Horror television personality Joe Bob Briggs received letters from Pioneertown residents after showing the film on MonsterVision. This inspired him to travel to Pioneertown to learn more about the film's bizarre production. Briggs claims that Pioneertown was originally built as a film set for westerns, but was later completely abandoned after the western genre declined in the 1960s. Pioneertown was later settled by bikers and a bar was established, as the only real business in the town. Briggs claimed that Howling 7 was "the first movie to be shot in Pioneertown in, probably, twenty years". Briggs also claimed that "Stand Up", the song performed by Claude "Pappy" Allen in the film, was a "one-hit wonder" from decades prior.

==Reception==
Howling: New Moon Rising is almost universally regarded as the worst film in the Howling series due to its storyline, overuse of jokes and line dancing and reusing footage from prior films.

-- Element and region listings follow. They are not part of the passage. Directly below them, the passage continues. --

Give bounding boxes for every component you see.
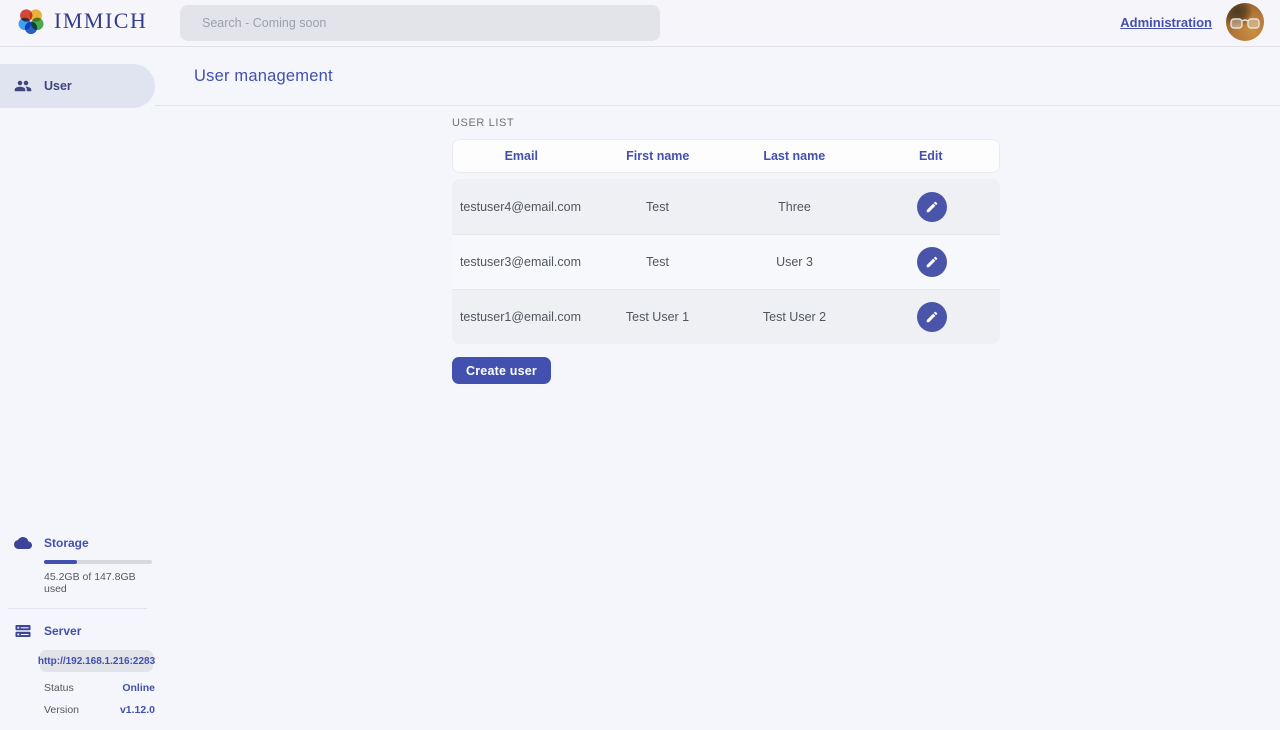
user-table-body: testuser4@email.com Test Three testuser3… — [452, 179, 1000, 344]
immich-flower-icon — [16, 6, 46, 36]
users-group-icon — [14, 77, 32, 95]
column-header-edit: Edit — [863, 149, 1000, 163]
edit-user-button[interactable] — [917, 302, 947, 332]
storage-progress-bar — [44, 560, 152, 564]
table-row: testuser1@email.com Test User 1 Test Use… — [452, 289, 1000, 344]
cell-email: testuser3@email.com — [452, 255, 589, 269]
status-value: Online — [122, 682, 155, 694]
sidebar-item-user[interactable]: User — [0, 64, 155, 108]
main-content: User management USER LIST Email First na… — [155, 47, 1280, 730]
search-input[interactable] — [180, 5, 660, 41]
user-list-section: USER LIST Email First name Last name Edi… — [452, 117, 1000, 384]
table-row: testuser3@email.com Test User 3 — [452, 234, 1000, 289]
admin-sidebar: User Storage 45.2GB of 147.8GB used — [0, 47, 155, 730]
status-label: Status — [44, 682, 74, 694]
sidebar-item-label: User — [44, 79, 72, 93]
cell-first-name: Test — [589, 255, 726, 269]
immich-admin-app: IMMICH Administration User Storage — [0, 0, 1280, 730]
administration-link[interactable]: Administration — [1120, 15, 1212, 30]
cell-last-name: User 3 — [726, 255, 863, 269]
storage-progress-fill — [44, 560, 77, 564]
cell-email: testuser4@email.com — [452, 200, 589, 214]
avatar-glasses-icon — [1230, 17, 1260, 31]
storage-header: Storage — [0, 534, 155, 552]
column-header-email: Email — [453, 149, 590, 163]
page-title-bar: User management — [155, 47, 1280, 106]
pencil-icon — [925, 255, 939, 269]
server-version-row: Version v1.12.0 — [44, 704, 155, 716]
footer-divider — [8, 608, 147, 609]
storage-title: Storage — [44, 536, 89, 550]
edit-user-button[interactable] — [917, 192, 947, 222]
top-header: IMMICH Administration — [0, 0, 1280, 47]
column-header-last-name: Last name — [726, 149, 863, 163]
immich-logo[interactable]: IMMICH — [16, 6, 147, 36]
table-row: testuser4@email.com Test Three — [452, 179, 1000, 234]
logo-text: IMMICH — [54, 8, 147, 34]
storage-usage-text: 45.2GB of 147.8GB used — [44, 571, 155, 595]
version-label: Version — [44, 704, 79, 716]
edit-user-button[interactable] — [917, 247, 947, 277]
cell-last-name: Three — [726, 200, 863, 214]
column-header-first-name: First name — [590, 149, 727, 163]
cell-email: testuser1@email.com — [452, 310, 589, 324]
table-header-row: Email First name Last name Edit — [452, 139, 1000, 173]
page-title: User management — [194, 67, 333, 86]
cloud-icon — [14, 534, 32, 552]
pencil-icon — [925, 200, 939, 214]
sidebar-footer: Storage 45.2GB of 147.8GB used Server — [0, 534, 155, 730]
user-list-label: USER LIST — [452, 117, 1000, 129]
server-title: Server — [44, 624, 81, 638]
server-header: Server — [0, 622, 155, 640]
server-icon — [14, 622, 32, 640]
server-url: http://192.168.1.216:2283 — [38, 656, 155, 667]
pencil-icon — [925, 310, 939, 324]
server-url-badge: http://192.168.1.216:2283 — [40, 650, 153, 672]
cell-first-name: Test — [589, 200, 726, 214]
version-value: v1.12.0 — [120, 704, 155, 716]
create-user-button[interactable]: Create user — [452, 357, 551, 384]
cell-last-name: Test User 2 — [726, 310, 863, 324]
cell-first-name: Test User 1 — [589, 310, 726, 324]
user-avatar[interactable] — [1226, 3, 1264, 41]
server-status-row: Status Online — [44, 682, 155, 694]
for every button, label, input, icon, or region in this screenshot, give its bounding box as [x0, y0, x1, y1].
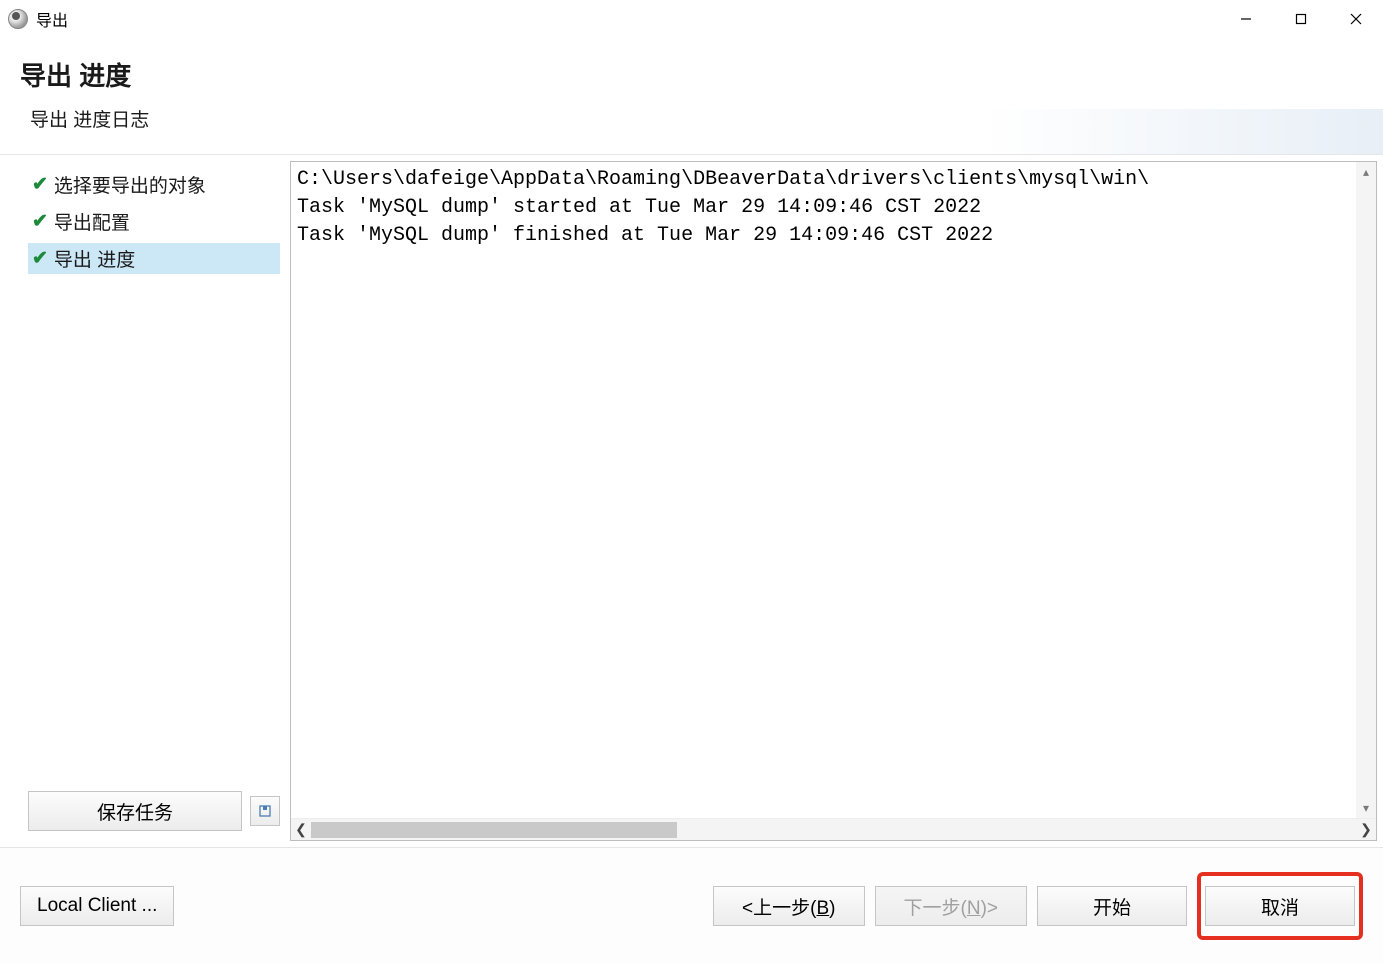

Both Screen Rant and WhatCulture ranked the film last on their rankings of the Howling films. The Screen Rant article said: "This direct-to-video movie is terrible in about every possible way, and one of the main reasons is that the story is nearly nonexistent". The WhatCulture article said: "The picture also features extended sequences of said locals line dancing, resorts to fart humor and baked bean jokes and has what just might be the worst on screen werewolf transformation in history. So little of the plot is dedicated to werewolves, it all seems to play like a strange Public Service Announcement for this tiny hick town". TV Guide remarked that the film was "a new low for the franchise". Dread Central gave the film a negative review, likening it to Mystery Science Theater 3000 fare. Cinema-Crazed reviewed the film, and their review begins with: "Asking anyone to watch The Howling: New Moon Rising should be punishable by jail time and some kind of psychological examination".

However, in spite of the near universal hatred the film has received, it's something of a cult film among some "so bad it's good" film fans. Bloody Disgusting panned the film but said it was enjoyable nonetheless: "This movie is for B lovers only! On my list this ranks right up there with Troll 2 as the most hilarious bad movie ever made. ... If you are in the mood to watch some real trash, get a six pack, a buddy, and sit back and prepare yourself for the comedy of the century which is Howling: New Moon Rising". Film critic Alison Pregler aka "Obscurus Lupa" cited New Moon Rising as her favorite in the Howling franchise. Pregler claimed that, despite being "hysterically awful", she appreciated the film for trying to tie the films together and thought the film was "endearing" and a "labor of love". Mutant-Reviewers said: "This is a movie designed for a group viewing, quip making, and if alcohol should be involved I won't judge. ... This is an awful movie. The kind of awful that sails through unwatchable, passes amusing, and lands comfortably in comedic gold".

==Legacy==
In 2022, Antonio Piluso from Hack The Movies did a lengthy review with special guest, Joe Bob Briggs, who had famously presented the film on TNT MonsterVision. Briggs claimed that Howling 7 was "one of the most mind-numbingly confusing accumulations of bad acting and incomprehensible plotting that I've ever seen in my life", and Piluso referred to it as "the strangest sequel ever made". However, Briggs showing the film on MonsterVision resulted in high ratings and he showed the film repeatedly after its original airing. New Moon Rising is the only Howling film to never get a DVD release in the United States, only being released on VHS and Laserdisc. According to Joe Bob Briggs, he asked New Line Cinema to release a remastered Blu-ray of the film, offering to even do a commentary track himself. However, Briggs was informed that a complete 35mm master cut had never been created from the original negatives, so they would need to completely re-edit the film in order for a re-release to even be possible. Briggs claimed that the producers have the 35mm negatives "in a box" and acknowledged that a new release is unlikely, but expressed hope that one day a re-release could happen because of the film's cult status. Briggs also stated that he had attempted to track Clive Turner down for an interview about the film, but was unable to locate him. Briggs was only able to learn that Turner had apparently moved back to Australia.